Four years of uncertainty with Romney

On Election Night, The Famuan had two versions of the paper ready to go. This was our opinion had Mitt Romney won.

Governor Mitt Romney has now become President-Elect Romney after a particularly tense election campaign. A few questions persist as to what his presidency will mean for the country: How will his conservative views inform social issues? How will he handle current international conflicts? What will he do to improve the economy? And, how will these issues play into each other?

And to be honest, we don’t know, but not for lack of trying. The main issue that we have had with Romney during his campaign is that despite his speeches, we still don’t have a clear idea of what he is going to do.
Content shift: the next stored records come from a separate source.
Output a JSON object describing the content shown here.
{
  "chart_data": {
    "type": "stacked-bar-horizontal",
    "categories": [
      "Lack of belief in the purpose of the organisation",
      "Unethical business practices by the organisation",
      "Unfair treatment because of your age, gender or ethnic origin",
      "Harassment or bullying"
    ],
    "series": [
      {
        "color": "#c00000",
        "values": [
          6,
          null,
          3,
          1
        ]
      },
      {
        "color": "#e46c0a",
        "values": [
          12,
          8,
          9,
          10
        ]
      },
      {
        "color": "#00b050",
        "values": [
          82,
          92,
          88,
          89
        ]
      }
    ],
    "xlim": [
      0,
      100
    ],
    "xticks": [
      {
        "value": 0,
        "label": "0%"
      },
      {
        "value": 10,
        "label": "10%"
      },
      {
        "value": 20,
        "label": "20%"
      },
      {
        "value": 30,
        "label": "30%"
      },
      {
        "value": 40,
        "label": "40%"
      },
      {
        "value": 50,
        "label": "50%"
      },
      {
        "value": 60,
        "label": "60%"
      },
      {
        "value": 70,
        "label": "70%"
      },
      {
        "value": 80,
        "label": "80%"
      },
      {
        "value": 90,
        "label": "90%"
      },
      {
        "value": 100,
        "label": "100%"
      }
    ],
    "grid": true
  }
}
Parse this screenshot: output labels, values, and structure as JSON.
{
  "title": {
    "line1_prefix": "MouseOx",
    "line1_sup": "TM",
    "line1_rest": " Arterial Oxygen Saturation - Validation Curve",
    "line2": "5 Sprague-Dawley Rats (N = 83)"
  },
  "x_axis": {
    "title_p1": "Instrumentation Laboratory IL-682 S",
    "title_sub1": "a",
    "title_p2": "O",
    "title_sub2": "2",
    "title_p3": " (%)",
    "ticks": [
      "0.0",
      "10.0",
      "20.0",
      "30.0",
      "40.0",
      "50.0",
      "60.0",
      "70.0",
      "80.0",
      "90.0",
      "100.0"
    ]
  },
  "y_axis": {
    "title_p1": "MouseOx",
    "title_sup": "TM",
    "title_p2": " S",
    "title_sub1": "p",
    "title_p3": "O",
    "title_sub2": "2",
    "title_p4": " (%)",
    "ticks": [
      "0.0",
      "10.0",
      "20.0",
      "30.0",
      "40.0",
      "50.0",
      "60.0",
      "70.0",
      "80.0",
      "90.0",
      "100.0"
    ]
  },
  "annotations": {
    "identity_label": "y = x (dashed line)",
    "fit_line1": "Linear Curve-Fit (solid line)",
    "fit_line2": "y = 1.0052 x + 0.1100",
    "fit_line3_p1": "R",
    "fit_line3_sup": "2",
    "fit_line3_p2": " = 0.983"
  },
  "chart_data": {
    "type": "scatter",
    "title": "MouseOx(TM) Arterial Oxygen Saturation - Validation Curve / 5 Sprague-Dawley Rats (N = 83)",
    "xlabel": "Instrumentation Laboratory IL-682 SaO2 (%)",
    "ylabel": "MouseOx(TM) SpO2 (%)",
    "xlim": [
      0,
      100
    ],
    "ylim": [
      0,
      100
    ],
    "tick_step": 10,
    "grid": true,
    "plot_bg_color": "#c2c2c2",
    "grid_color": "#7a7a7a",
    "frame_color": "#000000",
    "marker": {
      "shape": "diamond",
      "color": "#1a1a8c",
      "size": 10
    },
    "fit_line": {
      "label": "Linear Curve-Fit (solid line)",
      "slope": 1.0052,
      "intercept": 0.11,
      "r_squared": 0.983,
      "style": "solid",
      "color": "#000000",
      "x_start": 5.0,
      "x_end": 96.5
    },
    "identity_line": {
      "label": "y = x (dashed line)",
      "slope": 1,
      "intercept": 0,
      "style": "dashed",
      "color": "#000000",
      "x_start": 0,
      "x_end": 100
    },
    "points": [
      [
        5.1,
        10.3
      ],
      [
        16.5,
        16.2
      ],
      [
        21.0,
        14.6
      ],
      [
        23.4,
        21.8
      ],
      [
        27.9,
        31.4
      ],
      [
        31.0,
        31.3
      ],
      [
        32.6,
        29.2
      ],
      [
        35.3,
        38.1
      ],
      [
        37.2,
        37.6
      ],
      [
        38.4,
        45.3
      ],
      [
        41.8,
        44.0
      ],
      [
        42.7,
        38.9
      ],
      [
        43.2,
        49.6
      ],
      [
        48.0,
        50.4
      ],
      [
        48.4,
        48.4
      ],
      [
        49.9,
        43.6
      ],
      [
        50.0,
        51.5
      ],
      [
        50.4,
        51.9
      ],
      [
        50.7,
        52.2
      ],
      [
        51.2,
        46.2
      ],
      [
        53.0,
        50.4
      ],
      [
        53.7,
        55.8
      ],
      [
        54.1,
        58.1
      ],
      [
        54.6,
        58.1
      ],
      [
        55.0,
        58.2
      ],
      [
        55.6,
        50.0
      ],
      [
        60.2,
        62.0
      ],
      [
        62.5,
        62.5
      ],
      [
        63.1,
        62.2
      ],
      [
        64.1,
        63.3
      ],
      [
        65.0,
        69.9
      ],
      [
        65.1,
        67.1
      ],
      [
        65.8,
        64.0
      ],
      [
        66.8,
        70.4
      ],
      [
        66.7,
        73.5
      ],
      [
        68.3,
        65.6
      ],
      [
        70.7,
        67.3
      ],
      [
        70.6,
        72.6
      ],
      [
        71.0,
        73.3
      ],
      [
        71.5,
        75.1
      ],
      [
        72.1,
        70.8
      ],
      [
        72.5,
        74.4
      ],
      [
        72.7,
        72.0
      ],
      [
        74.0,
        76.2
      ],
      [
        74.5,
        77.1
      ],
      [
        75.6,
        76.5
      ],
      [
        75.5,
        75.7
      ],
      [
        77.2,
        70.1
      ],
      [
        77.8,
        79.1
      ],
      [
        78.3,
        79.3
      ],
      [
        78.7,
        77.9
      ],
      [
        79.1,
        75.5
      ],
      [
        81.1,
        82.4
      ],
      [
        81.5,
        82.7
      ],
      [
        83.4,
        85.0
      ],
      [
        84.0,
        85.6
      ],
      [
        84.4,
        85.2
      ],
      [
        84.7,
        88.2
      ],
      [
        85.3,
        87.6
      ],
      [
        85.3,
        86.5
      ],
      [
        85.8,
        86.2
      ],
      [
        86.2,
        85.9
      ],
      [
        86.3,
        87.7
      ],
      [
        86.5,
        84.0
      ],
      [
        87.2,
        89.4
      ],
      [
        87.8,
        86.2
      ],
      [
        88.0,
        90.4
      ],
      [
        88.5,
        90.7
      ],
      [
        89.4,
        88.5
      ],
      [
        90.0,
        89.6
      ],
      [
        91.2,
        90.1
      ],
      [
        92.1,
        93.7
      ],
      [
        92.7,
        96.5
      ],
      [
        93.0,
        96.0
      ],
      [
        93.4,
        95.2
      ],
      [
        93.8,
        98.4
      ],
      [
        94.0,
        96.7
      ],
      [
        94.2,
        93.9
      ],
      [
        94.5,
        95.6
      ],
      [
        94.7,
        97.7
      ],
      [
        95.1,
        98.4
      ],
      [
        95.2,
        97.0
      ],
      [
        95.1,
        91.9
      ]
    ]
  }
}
We have heard his platforms – the almost non-stop political ads these past few weeks have made sure of that – but we don’t have an understanding of how or even if he will act on those initiatives.

Romney has had a reputation to “flip-flop” on a number of key issues, especially in contrast to his moderate governorship in Massachusetts. His actions show an uncertainty that we don’t feel comfortable with moving forward.

Even with one of the least-contested issues of the election, like greenhouse gas emissions, Romney has had a considerable difference of opinion. His policy as Massachusetts governor actually called for regulations “to reduce greenhouse gases… from older power plants,” something that he vehemently criticizes Obama for doing now.

This behavior also exhibits his tendency to placate certain audiences. His comments while campaigning in the south regarding his sudden affection for “cheesy grits” – humorous though they may be – also demonstrate an inability to relate to people in a meaningful way.

Another example? The comments concerning his “not worrying” about the “47 percent who will vote for the President (Obama) no matter what.”

We fully acknowledge that these comments were made during a private fundraising event that was leaked to the public, but they still represent another concern of ours: that Romney will run the country like a business.

Businesses have great contingency plans that result in them netting huge profits, but they can also be to the detriment of everything else.

America is not a business, and it cannot support the streamlined, survival-of-the-fittest approach that Romney seems to suggest. America is a malleable work-in-progress that needs to consider all its voices.

It’s an imperfect, messy system, but it’s also unmistakably human, and we have to make sure that as many people as possible have a chance to succeed.

As long as Romney has this sentiment in mind, we should be cautiously optimistic.